With this function placed in a module in your plug-in path, create a Grade node with its black and white point set to the min and max values of the depth channel in the selected node, which automatically normalizes it:

minV, maxV = getMinMax(nuke.selectedNode())
grade =nuke.createNode('Grade')
grade['blackpoint'].setValue(minV)
grade['whitepoint'].setValue(maxV)

Or, more economically:

nuke.createNode('Grade', 'channels depth.Z blackpoint %s whitepoint %s' % examples.getMinMax(nuke.selectedNode()))

Using Sample

Here is a LUT example:

import nuke

def getLUT( size=1024 ):
    '''
    Get the current viewer process node and generate a simple lut from it
    args:
       size  -  size of resulting lut (default=1024)
    '''
    vpNode = nuke.ViewerProcess.node()
    vp = eval( 'nuke.nodes.%s()' % vpNode.Class() )
    _copyKnobsFromScriptToScript( vpNode, vp )

    ramp = nuke.nodes.Ramp()
    ramp['p0'].setValue( (0, 0) )
    ramp['p1'].setValue( (size, 0) )

    vp.setInput(0, ramp )

    saturation = nuke.nodes.Saturation( saturation = 0 )
    saturation.setInput(0, vp )   
    lut = [ saturation.sample("rgba.red", i+.5, 0.5) for i in xrange( 0, size )]

    nuke.delete( saturation )
    nuke.delete( ramp )
    nuke.delete( vp )

    return lut

def createLutNode( lut ):
    '''
    Create a ColorLookup node to hold lut.
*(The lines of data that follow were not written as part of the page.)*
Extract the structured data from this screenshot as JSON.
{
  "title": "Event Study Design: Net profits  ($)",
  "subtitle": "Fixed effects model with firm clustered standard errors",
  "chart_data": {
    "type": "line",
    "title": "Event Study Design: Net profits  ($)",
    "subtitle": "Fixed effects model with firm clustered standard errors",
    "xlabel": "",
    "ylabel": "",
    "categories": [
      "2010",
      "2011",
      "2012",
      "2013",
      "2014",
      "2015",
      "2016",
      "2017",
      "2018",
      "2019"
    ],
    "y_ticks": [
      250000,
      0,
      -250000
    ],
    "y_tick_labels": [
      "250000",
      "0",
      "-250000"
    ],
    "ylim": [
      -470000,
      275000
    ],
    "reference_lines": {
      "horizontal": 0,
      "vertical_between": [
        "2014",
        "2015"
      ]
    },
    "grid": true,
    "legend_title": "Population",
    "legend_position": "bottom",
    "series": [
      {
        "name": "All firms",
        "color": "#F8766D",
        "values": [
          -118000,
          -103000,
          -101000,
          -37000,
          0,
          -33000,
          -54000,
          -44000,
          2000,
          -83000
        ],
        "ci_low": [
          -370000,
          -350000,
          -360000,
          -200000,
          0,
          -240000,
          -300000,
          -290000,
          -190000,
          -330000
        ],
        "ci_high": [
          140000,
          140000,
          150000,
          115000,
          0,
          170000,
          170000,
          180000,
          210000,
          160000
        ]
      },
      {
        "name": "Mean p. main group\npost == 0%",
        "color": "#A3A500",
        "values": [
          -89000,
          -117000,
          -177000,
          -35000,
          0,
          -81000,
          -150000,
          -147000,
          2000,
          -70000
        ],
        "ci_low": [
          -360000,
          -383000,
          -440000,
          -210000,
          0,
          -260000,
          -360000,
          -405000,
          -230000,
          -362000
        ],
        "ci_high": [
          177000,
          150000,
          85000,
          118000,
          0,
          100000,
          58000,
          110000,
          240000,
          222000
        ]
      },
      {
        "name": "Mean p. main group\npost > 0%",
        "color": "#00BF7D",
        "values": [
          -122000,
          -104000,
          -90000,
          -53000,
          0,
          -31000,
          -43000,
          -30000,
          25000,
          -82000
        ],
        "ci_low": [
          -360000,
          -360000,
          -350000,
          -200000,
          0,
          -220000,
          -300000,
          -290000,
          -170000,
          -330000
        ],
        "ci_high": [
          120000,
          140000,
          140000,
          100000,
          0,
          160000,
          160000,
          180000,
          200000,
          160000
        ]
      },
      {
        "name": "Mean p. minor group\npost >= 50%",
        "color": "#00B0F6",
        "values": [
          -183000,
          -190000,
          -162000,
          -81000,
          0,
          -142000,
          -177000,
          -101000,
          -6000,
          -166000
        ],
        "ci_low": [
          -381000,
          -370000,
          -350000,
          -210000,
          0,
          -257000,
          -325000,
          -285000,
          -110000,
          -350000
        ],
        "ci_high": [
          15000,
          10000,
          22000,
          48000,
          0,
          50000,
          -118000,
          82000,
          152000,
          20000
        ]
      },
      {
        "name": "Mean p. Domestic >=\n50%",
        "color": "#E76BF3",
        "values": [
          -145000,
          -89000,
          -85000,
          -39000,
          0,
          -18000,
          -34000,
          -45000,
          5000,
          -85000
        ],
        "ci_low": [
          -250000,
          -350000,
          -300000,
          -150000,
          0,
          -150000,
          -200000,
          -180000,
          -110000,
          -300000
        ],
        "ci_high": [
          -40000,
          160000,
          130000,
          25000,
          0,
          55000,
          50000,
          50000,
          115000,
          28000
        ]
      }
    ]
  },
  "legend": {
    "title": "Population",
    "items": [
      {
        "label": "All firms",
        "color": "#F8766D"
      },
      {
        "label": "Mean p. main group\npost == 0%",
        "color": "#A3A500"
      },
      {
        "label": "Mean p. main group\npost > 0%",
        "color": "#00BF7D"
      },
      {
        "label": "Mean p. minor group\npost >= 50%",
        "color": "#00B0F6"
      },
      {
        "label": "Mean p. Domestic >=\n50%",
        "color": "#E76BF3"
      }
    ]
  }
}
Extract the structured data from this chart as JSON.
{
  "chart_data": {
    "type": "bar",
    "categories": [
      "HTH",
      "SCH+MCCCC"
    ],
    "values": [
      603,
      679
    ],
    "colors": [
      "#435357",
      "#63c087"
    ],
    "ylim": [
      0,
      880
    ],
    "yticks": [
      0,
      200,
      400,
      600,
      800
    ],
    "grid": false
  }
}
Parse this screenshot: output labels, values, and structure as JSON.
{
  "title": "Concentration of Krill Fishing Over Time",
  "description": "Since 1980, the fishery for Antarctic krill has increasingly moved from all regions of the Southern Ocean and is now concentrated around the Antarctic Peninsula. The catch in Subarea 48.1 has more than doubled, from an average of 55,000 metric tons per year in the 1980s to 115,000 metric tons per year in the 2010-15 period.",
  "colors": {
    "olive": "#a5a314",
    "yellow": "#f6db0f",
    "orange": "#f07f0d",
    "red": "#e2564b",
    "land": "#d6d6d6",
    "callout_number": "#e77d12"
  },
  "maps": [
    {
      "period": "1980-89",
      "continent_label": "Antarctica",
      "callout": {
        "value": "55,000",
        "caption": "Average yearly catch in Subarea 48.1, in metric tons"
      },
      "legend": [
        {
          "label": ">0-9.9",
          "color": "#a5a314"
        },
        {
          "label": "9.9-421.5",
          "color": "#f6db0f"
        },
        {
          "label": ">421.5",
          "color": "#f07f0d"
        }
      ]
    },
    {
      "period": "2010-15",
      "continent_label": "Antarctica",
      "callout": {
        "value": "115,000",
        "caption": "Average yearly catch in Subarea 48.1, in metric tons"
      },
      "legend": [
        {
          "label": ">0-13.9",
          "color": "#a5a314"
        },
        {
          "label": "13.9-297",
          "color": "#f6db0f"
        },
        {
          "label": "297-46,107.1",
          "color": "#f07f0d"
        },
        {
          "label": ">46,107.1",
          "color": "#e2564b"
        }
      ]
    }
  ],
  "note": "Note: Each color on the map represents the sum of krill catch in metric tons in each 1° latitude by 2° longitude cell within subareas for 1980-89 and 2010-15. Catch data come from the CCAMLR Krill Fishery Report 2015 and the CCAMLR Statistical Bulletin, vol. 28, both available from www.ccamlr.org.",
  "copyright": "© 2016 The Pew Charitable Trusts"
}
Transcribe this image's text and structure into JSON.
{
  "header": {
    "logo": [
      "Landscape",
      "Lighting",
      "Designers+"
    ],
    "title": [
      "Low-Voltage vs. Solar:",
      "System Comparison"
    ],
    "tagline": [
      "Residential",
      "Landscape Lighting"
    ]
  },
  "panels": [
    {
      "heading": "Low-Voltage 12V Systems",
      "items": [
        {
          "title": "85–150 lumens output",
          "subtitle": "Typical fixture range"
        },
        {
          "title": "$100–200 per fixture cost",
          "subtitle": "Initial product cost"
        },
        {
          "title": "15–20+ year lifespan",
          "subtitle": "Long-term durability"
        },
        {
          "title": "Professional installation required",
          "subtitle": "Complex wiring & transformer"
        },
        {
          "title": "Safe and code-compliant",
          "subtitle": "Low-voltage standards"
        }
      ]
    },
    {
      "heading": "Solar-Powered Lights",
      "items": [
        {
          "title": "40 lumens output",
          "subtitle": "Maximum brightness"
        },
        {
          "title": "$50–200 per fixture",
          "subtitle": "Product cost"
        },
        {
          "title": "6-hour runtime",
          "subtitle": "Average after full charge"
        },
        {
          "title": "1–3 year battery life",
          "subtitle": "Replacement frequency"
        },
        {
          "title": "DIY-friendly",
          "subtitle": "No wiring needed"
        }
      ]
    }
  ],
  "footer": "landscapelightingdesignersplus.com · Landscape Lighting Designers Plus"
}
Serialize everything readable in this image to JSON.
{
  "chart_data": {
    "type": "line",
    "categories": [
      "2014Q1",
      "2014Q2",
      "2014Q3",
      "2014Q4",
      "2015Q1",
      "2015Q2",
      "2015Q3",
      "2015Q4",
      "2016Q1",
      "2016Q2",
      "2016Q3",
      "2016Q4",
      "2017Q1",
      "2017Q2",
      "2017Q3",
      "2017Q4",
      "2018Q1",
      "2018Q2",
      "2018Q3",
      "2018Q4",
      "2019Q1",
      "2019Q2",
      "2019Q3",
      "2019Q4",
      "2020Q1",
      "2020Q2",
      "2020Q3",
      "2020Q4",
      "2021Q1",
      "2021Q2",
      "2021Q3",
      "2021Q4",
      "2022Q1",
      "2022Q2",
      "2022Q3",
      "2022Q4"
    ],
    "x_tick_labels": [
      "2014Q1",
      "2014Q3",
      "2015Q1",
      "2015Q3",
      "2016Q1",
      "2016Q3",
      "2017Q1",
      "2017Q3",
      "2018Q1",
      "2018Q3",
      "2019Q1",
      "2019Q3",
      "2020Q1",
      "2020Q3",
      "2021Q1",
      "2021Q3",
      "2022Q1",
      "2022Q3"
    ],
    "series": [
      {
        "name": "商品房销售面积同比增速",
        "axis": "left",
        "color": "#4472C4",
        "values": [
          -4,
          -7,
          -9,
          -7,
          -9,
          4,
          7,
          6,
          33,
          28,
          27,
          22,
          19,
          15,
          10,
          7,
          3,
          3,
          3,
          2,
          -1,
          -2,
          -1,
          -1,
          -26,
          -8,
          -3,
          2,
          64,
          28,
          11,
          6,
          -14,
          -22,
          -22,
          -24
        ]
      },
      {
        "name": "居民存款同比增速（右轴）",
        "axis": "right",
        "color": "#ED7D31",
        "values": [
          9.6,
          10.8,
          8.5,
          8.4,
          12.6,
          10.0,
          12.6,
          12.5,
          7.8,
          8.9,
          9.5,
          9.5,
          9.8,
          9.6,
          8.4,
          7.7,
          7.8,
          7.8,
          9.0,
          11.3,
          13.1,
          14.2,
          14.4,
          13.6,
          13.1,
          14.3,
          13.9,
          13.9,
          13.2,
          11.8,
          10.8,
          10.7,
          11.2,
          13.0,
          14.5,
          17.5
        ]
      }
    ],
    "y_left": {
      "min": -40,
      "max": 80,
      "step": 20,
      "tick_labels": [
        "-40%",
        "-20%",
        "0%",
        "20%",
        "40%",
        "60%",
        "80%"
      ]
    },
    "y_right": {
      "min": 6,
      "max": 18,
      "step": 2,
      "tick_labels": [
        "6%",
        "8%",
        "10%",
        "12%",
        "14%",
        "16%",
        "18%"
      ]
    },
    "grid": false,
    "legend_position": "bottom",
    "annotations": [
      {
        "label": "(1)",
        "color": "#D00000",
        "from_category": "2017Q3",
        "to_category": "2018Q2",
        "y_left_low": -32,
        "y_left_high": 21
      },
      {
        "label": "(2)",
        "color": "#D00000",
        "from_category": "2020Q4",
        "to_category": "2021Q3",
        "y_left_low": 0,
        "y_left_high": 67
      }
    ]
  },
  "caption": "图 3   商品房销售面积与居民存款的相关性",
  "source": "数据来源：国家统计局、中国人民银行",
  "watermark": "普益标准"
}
The values are normalised.
    args:
        lut  -  list of floating point numbers
    '''
    lutNode = nuke.createNode( 'ColorLookup' )
    lutKnob = lutNode['lut']
    for i, y in enumerate( lut ):
        x = float(i) / len(lut) 
        lutKnob.setValueAt( y, x )

def _copyKnobsFromScriptToScript( srcNode, trgNode):
    '''
    Copy knobs between nodes.
    This function can also be found in the default menu.py
    args:
       srcNode  -  node to copy values from
       trgNode  -  node to copy values to
    '''
    srcKnobs = srcNode.knobs()
    trgKnobs = trgNode.knobs()
    excludedKnobs = ["name", "xpos", "ypos"]
    intersection = dict([ (item, srcKnobs[ item ]) for item in srcKnobs.keys() if item not in excludedKnobs and trgKnobs.has_key( item ) ])
    for k in intersection.keys():
        trgNode[ k ].fromScript( srcNode[ k ].toScript() )